Last month, consumer prices throughout the United States slowed their upward trajectory, increasing expectations that the highest inflation in the United States in the last 40 years may be beginning to ease.
According to the Labor Department’s announcement on Thursday, the consumer price index rose 7.7% over the previous 12 months, ending in October. This is the lowest rate of inflation since January, and it is a lesser rise than what experts had anticipated. The rise in “core” prices, which strip out the effects of varying food and energy prices, was 6.3%.
The price decreases seen in airline tickets, clothing, old automobiles and trucks, and medical treatment more than made up for the increases shown in housing costs, insurance premiums, new vehicles, and personal care products.
According to a second analysis that was published on Thursday by Adobe Analytics, costs for online purchases of clothes, electronic goods, toys, and sports goods all went down in October, but prices for online purchases of food and other necessities continued to go up.

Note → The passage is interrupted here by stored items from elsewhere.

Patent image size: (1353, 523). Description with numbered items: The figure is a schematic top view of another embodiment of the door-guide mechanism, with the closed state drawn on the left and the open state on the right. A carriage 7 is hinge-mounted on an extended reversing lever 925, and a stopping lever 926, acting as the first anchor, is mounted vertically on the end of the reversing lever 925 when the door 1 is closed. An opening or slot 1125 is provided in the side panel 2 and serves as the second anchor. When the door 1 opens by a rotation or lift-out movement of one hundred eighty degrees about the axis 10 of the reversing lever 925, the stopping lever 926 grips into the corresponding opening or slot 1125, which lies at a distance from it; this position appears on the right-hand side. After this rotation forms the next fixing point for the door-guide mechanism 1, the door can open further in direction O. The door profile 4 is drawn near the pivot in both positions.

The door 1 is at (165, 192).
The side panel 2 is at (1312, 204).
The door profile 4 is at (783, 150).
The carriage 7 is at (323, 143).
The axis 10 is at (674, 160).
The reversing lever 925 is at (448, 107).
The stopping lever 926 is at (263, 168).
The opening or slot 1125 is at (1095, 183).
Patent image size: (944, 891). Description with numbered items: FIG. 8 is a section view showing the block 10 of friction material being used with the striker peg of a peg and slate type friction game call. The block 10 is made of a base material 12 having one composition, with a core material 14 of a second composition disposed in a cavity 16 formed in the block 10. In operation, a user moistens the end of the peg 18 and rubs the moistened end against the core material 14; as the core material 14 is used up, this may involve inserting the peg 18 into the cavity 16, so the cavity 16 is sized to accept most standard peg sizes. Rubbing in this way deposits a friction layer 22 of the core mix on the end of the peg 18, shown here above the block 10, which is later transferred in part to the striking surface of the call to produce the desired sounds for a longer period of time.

The United States, like other nations, is having trouble keeping inflation under control, which is putting a strain on millions of people and lowering the outlook for the economy as the Federal Reserve continues to raise interest rates on loans to both consumers and companies.
Inflation was near the top of many voters’ minds during the midterm elections that concluded on Tuesday. Even though Republicans didn’t make as many political gains as many people thought they would, economic worries caused Democrats to lose seats in the House of Representatives.